It may be getting too late already to save the Minnesota racing season – both for Thoroughbreds and their Standardbred cousins. After meetings yesterday between the DFL Governor Mark Dayton and Republican leaders of the state legislature, Dayton emerged stating that the gulf between them was same as it ever was. Considering that the tracks have already lost one court battle to keep the MRC open, any positive resolution to getting Canterbury Park and Running Aces open again comes down to winning an appeal or a political resolution to the budget impasse. From what was available in the Minneapolis Star-Tribune this morning, it looks unlikely on the political front with both sides retreating back to positions that they held a week ago.

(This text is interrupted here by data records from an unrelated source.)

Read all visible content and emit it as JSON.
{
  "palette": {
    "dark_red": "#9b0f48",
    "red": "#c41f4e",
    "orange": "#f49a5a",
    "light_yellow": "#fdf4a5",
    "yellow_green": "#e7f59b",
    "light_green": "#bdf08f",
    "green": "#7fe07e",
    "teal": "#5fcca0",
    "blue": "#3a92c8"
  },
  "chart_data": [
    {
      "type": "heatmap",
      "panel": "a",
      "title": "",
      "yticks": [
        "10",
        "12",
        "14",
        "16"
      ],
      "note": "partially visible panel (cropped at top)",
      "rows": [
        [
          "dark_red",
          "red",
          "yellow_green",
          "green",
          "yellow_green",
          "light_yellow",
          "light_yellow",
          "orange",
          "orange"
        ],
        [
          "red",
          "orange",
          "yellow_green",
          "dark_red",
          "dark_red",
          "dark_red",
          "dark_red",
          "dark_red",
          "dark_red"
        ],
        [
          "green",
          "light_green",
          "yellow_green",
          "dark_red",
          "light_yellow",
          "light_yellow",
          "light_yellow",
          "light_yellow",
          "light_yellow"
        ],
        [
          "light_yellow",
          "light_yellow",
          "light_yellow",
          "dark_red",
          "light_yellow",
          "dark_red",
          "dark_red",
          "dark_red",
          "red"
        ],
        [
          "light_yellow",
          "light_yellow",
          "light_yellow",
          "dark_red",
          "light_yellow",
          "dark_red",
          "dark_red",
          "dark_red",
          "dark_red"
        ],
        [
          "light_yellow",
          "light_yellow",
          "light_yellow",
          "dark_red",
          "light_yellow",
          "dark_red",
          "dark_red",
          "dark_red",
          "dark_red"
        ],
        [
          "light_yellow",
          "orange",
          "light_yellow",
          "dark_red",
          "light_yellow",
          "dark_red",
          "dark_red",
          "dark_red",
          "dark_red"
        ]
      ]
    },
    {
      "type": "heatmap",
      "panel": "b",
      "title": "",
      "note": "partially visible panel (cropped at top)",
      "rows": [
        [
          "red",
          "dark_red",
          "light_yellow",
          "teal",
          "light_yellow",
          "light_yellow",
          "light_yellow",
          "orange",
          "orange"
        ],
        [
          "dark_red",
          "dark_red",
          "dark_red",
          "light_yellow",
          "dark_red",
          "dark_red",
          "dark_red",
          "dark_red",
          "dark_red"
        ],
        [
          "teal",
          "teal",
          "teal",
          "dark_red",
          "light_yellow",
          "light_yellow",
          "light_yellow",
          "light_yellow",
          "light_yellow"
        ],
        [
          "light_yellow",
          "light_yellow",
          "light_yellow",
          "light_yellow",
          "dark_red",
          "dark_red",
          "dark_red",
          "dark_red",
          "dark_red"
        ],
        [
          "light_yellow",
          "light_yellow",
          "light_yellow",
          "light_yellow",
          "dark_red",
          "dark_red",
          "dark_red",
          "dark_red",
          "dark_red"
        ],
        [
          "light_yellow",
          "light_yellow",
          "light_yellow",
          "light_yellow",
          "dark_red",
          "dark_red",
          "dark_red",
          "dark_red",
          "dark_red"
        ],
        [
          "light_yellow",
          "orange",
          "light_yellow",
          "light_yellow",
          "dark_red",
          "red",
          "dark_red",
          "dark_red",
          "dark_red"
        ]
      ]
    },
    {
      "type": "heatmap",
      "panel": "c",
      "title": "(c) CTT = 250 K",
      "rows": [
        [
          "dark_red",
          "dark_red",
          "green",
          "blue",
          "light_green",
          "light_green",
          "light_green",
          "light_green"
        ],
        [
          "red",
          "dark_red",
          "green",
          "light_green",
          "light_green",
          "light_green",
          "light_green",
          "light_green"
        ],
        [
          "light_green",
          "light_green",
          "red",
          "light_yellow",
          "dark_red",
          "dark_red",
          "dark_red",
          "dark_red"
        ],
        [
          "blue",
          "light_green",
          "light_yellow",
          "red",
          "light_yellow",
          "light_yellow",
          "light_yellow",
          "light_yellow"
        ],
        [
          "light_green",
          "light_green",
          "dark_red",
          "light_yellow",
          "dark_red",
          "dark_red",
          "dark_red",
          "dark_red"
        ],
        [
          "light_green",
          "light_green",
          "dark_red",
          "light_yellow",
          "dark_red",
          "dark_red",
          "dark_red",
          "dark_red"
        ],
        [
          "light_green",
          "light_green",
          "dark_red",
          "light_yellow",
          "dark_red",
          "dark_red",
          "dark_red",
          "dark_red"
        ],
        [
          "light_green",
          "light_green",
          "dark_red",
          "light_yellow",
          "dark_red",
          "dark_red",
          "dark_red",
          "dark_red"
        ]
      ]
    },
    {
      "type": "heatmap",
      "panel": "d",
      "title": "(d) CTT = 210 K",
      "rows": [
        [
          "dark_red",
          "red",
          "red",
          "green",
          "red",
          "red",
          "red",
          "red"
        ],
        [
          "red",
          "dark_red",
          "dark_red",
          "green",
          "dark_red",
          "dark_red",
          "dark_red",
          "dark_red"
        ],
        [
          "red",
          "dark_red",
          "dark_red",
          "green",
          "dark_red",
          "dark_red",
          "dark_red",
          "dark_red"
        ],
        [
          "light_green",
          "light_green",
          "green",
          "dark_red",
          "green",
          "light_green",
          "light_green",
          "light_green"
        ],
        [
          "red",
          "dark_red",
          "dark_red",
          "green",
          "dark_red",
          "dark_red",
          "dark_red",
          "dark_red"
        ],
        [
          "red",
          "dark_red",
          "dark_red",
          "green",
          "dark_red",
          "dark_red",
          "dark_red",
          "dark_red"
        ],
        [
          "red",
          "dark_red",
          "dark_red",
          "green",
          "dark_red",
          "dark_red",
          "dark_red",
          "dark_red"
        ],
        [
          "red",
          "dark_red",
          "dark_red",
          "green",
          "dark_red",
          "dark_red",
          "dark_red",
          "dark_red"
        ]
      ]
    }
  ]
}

A lifetime ago I worked in the U.S. House of Representatives. This was during the Reagan administration while the House was run by the Democrats. Recipe for inaction and divisiveness, right? But at the end of the day, Congressman Thomas P. “Tip” O’Neil, Democratic Speaker of the House, and President Reagan could sit down and have a cocktail and talk things through. Compromise wasn’t a dirty word back then, it was how business got done – and done for 200+ years. It wasn’t perfect, but it was civil. Now compromise is a dead art and disagreements are followed by shouts of “you’re “un-American” or that you hate this country, or worse. Governing has not retained its place as a right or a serious responsibility but a pulpit to push narrow agendas. There isn’t any sense of compromise or civil discourse and it sure as hell isn’t governing. And don’t tell me that your side has tried – neither side’s version of “compromise” is much of one. In the interim who gets hurt? Minnesotans.
Right now horsemen are hanging tough, but you can only do that for so long. As a trainer, your day rate will cover your expenses and maybe just a bit more – you make your real money on the percentage you get for winning races. And what about jockeys? There is no day rate to sustain them – you ride or you don’t get paid, period. There is no way for them to stay in limbo too long without putting themselves at severe financial risk.
The question of the day is: How long will it be before horsemen leave and don’t come back? My best guess would be any day now. One weekend has already been lost but there is still the hope that a court appeal may salvage part of the coming weekend. If there is no resolution, especially if the court appeal is lost, to save this coming weekend, horsemen won’t have a choice but to move on. You can’t blame them, they have to make a living right along with everyone else. Trainers will receive pressure from their owners to get their horses out of the barn and on to the track. Jockeys will be feeling the heat from their own domestic situation to ride. The track can try hard and put all kinds of incentives in place but unfortunately its fate would no longer be in its hands.
I’m not thrilled with the possibility of racing somewhere else for the summer, but pretty soon what other choice will there be?